# Photography Blog



## mariastergiou (Oct 4, 2011)

Hello!
I'm new at this forum and I'm new in the photography field too. I recently (I have like 4 or 5 days) made a blog conserning photography and I would really like it to succeed because I'm really passionate about it. I post the link here and I'm all ears to hear how it looks to you and also suggestions about improving it!
I'm looking forward to your answers.
The Photographer


----------



## cnutco (Oct 5, 2011)

Do you have any photos that are yours?


----------



## bennielou (Oct 5, 2011)

I hope you are asking the photographers for permission to post their copywrited photos to your blog.......just sayin.....


----------



## mariastergiou (Oct 5, 2011)

I have photos of mine but I am a little shy to put them now that is the beginning. You think is a better idea to start with them?
And bennielou when I use photos that aren't mine I always write the site and the photographer i took them from and i post link so that the people who she it can go there and see them on the official site.


----------



## bennielou (Oct 5, 2011)

It's not quite the same.  You really need to ask permission.  Most likely the photographer would be flattered.  It's not a requirement. It's just the courteous thing to do.  It also allows the photog to view what is being viewed and said.

Hope that makes sense.


----------



## rfarrenphoto (Oct 5, 2011)

Yes i would really go to the photographer to ask if it is to post other peoples work on your site.
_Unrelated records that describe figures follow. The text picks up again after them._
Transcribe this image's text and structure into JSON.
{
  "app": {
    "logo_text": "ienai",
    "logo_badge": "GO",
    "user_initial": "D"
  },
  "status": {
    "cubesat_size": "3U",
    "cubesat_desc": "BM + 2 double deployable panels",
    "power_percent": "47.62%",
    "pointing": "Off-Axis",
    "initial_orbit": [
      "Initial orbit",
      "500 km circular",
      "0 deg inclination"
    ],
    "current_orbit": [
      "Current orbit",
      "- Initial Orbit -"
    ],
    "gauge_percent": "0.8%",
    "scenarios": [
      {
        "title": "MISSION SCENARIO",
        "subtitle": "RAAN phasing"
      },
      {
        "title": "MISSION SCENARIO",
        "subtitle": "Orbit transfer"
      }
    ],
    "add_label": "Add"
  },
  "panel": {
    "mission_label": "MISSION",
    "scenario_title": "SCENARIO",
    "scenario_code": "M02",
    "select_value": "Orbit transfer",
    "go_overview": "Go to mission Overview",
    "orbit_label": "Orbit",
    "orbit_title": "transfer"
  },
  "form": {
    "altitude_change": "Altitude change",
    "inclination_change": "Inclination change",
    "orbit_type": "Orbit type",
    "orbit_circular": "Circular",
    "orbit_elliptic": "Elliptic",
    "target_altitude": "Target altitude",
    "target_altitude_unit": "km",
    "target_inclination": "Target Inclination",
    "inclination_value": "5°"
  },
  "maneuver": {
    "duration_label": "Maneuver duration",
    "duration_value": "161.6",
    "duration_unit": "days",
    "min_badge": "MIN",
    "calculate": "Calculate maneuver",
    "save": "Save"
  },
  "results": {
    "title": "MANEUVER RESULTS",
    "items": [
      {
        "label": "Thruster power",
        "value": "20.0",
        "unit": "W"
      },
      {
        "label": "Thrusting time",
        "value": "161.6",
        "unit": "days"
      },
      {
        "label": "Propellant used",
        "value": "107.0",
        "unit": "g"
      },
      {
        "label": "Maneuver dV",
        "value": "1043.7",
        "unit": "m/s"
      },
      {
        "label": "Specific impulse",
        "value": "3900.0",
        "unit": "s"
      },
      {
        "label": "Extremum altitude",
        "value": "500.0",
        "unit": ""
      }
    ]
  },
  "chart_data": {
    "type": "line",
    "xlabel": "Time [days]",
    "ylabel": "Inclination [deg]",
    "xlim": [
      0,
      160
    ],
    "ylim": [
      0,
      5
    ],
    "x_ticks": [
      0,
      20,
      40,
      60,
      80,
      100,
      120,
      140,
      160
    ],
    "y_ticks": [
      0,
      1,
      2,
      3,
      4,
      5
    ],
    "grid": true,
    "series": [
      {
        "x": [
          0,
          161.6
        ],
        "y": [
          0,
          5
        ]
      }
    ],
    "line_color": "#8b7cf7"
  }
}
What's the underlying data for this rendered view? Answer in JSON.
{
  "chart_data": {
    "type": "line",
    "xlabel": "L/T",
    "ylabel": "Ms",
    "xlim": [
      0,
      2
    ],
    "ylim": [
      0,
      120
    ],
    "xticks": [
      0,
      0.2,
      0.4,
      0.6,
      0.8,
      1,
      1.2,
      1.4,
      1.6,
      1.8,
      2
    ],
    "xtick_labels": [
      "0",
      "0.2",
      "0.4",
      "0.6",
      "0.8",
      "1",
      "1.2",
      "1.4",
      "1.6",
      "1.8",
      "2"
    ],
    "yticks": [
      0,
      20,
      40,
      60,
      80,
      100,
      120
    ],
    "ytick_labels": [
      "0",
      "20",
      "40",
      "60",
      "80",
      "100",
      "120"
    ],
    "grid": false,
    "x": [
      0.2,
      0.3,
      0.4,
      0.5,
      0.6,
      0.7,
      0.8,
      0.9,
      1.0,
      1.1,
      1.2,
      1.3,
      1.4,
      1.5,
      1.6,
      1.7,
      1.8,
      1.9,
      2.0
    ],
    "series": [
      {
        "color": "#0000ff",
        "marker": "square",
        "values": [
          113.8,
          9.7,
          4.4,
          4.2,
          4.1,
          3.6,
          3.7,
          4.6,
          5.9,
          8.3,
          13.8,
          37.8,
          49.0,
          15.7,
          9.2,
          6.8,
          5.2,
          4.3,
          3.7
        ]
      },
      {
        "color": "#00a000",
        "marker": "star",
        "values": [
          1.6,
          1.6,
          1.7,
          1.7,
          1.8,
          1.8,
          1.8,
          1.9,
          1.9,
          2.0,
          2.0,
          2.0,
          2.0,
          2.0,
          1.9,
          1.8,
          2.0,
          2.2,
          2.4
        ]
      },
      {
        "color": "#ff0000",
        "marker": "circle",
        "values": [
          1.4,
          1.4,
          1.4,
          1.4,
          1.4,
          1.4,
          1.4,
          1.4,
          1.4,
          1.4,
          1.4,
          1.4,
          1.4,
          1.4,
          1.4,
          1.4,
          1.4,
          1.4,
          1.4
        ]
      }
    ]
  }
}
I know I wouldn't be too happy.


----------



## mariastergiou (Oct 5, 2011)

Oh I thought it was legal when you something like bibliography and you tell that it is not yours and whose it is where you took it from etc. It is not?
And how can i find photographers from National Geographic or random sites where i see pictures?


----------



## bennielou (Oct 5, 2011)

Yes, it's legal.  However, it would be nice to contact the photographer.  You never know, you just might gain some great relationships with people.
Everyone of the photographers you put on your site has a website.  Just contact them.  They will be appreciative, and you might get to know some wonderful people.


----------